Stage 2: Deploy_Adf_DEV_live_mode

This stage deploys the ADF ARM templates to the development environment. It includes the following tasks:

  • Bash: Installs PowerShell to execute PowerShell scripts.
  • DownloadPipelineArtifact: Downloads the build artifacts (ADF ARM templates) from the previous stage.
  • AzurePowerShell: Executes a PowerShell script to perform pre-deployment operations, such as initializing resources and executing custom logic.
  • AzureResourceManagerTemplateDeployment: Deploys the ADF ARM templates to the development environment using Azure Resource Manager.
  • AzurePowerShell: Executes a PowerShell script to perform post-deployment operations, such as cleanup or finalization tasks.

Stage 3: Deploy_Adf_prod

This stage deploys the ADF ARM templates to the production environment. It follows a similar structure to the Deploy_Adf_Arm_Stage but includes additional tasks for deploying to the production environment.

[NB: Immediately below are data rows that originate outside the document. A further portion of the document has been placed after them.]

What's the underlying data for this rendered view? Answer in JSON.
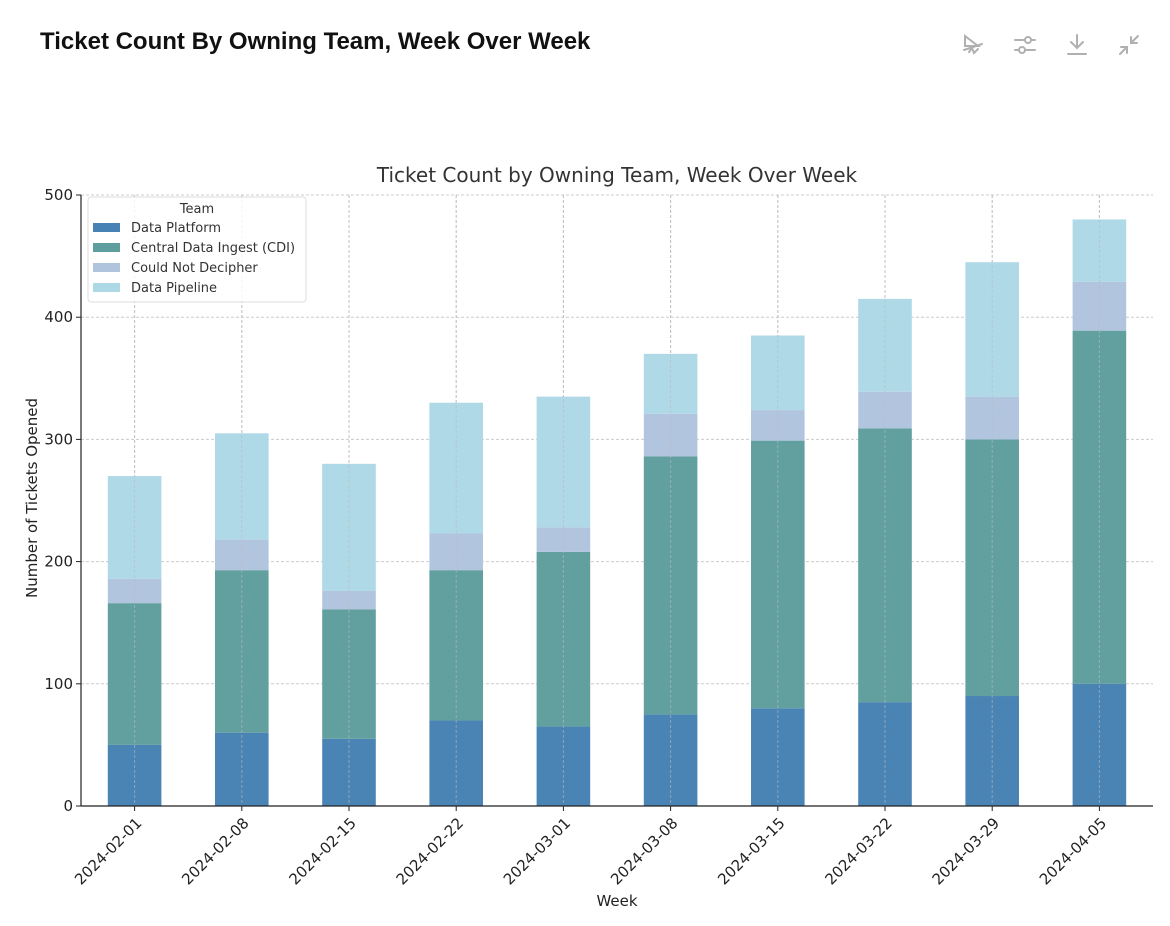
{
  "header": {
    "title": "Ticket Count By Owning Team, Week Over Week",
    "icons": [
      "chart-type-icon",
      "sliders-icon",
      "download-icon",
      "collapse-icon"
    ]
  },
  "chart_data": {
    "type": "bar",
    "stacked": true,
    "title": "Ticket Count by Owning Team, Week Over Week",
    "xlabel": "Week",
    "ylabel": "Number of Tickets Opened",
    "ylim": [
      0,
      500
    ],
    "yticks": [
      "0",
      "100",
      "200",
      "300",
      "400",
      "500"
    ],
    "grid": true,
    "legend": {
      "title": "Team",
      "placement": "top-left"
    },
    "categories": [
      "2024-02-01",
      "2024-02-08",
      "2024-02-15",
      "2024-02-22",
      "2024-03-01",
      "2024-03-08",
      "2024-03-15",
      "2024-03-22",
      "2024-03-29",
      "2024-04-05"
    ],
    "series": [
      {
        "name": "Data Platform",
        "color": "#4682b4",
        "values": [
          50,
          60,
          55,
          70,
          65,
          75,
          80,
          85,
          90,
          100
        ]
      },
      {
        "name": "Central Data Ingest (CDI)",
        "color": "#5f9e9e",
        "values": [
          116,
          133,
          106,
          123,
          143,
          211,
          219,
          224,
          210,
          289
        ]
      },
      {
        "name": "Could Not Decipher",
        "color": "#b0c4de",
        "values": [
          20,
          25,
          15,
          30,
          20,
          35,
          25,
          30,
          35,
          40
        ]
      },
      {
        "name": "Data Pipeline",
        "color": "#add8e6",
        "values": [
          84,
          87,
          104,
          107,
          107,
          49,
          61,
          76,
          110,
          51
        ]
      }
    ]
  }
}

  • Bash: Installs PowerShell to execute PowerShell scripts.
  • DownloadPipelineArtifact: Downloads the build artifacts (ADF ARM templates) from the previous stage.
  • AzurePowerShell: Executes a PowerShell script to perform pre-deployment operations specific to the production environment.
  • AzureResourceManagerTemplateDeployment: Deploys the ADF ARM templates to the production environment using Azure Resource Manager.
  • overrideParameters field: This field is used to provide custom parameter values during the deployment. In the example, the parameter values being overridden are factoryName, AzureDataLakeStorage1_properties_typeProperties_url, and AzureDataLakeStorage1_accountKey.
  • AzurePowerShell: Executes a PowerShell script to perform post-deployment operations specific to the production environment.

This repository serves as a sample demonstration of implementing CI/CD practices. As a result, for the sake of simplicity, storage account secrets are directly stored as variables in this repository. However, in real-life scenarios, it is recommended to securely store sensitive information like passwords and access keys in Azure Key Vault or other secure vault solutions.